思わず小さなミスで敵の死体に見つかってしまった。幸いアイルが即座に銃で撃ったため事なきを得た。その時は頭を撃ったため復活する様子もなかった。
その後は数人だが救出に成功し、ゼストのところにつく。
リザ「目を覚まして。」
ゼスト「一体……どうなって。」
気絶していたゼストが目を覚ます。またしても助けられた。リザは手短に状況を説明し彼に脱出を促す。
ゼスト「待ってくれ。友達を、ガイアを助けてほしい。」
アイル「諦めてくれ。もう残っているのは暴れているジェノサイドスレイか能力で操られている死体しかいない。」
ゼスト「ガイアは絶対に生きている!」
ゼストはガイアの救出を懇願する。リザたちにとってはリスクしかない。ゼストは諦めきれずリザたちから離れて飛び出した。ガイアに会うために。
リザ「待って!」
リザの声を無視して彼はガイアにたどり着いた。ガイアの周りには殺したであろう凍り漬けの死体があった。
ゼスト「ガイア、目を覚ましてくれ。そして、一緒に逃げよう。」
操られているガイアを止める手立てすらない。むちゃくちゃだと分かっていたがゼストはこれしかできない。
ゼストの声に何かが反応した。
「撃て! 今なら俺の能力は止めている。今なら俺の肉体を破壊できる。」
ガイアの肉体を借りたガイアであったものはゼストに訴えかけてくる。撃てばどうなるのかゼストは知りたくもなかった。少し前に撃ったのは止めるつもりで殺すつもりは一切なかった。だが、今回は違う。

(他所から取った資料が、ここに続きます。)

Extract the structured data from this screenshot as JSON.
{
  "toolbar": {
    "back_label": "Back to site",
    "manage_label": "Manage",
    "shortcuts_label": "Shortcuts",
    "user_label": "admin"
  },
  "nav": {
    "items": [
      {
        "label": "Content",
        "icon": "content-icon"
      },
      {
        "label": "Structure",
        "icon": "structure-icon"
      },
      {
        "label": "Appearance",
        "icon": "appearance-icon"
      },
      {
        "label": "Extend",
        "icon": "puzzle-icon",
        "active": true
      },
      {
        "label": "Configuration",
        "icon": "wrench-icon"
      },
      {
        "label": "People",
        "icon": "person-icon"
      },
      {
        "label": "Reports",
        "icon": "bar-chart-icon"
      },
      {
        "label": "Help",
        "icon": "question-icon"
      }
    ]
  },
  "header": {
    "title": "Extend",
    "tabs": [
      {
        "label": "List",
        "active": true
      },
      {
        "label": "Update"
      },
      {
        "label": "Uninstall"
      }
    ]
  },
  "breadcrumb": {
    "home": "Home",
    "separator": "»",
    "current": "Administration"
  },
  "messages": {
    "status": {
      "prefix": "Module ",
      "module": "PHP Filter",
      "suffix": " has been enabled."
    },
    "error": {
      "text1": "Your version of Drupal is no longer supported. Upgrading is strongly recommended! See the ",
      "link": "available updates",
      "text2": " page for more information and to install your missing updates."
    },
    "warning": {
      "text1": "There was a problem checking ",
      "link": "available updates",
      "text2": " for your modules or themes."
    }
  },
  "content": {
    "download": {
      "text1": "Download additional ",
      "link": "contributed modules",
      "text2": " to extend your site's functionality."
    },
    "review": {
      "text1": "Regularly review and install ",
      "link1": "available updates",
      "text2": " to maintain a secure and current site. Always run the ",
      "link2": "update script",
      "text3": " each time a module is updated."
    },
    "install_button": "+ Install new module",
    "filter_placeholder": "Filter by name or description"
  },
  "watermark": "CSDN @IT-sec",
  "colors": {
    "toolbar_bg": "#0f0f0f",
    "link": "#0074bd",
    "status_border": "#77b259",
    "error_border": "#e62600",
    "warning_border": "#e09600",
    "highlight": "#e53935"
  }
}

ゼスト「撃てる……わけないだろ! ガイアは能力で操られているだけだ。生きているんだよ。仮に死んでも蘇生の能力があれば生き返れる。」
そんな都合のいい能力など簡単には見つからない。そんな偽りの希望にすがってでも、ガイアの死を認めたくない。間違いなく彼の死を目撃していたのに。
「頼む……もう持たない。」
この時点でガイアは大勢の奴隷を死なせた。きっとこれからもそうさせられるだろう。ガイアという存在はそうやって生き続ける。死を越えた存在になる。それが人間かどうかなど関係はない。
そうなる前にゼストが成さねばならないことがある。
ゼスト「俺は……お前を…………」
この先を口にできない。でも、しなければリザたちや自分が死ぬ。ガイアを救うためにもなる。
ゼストは……撃った。ガイアの死体は止まり、重さが二十一グラム減少した。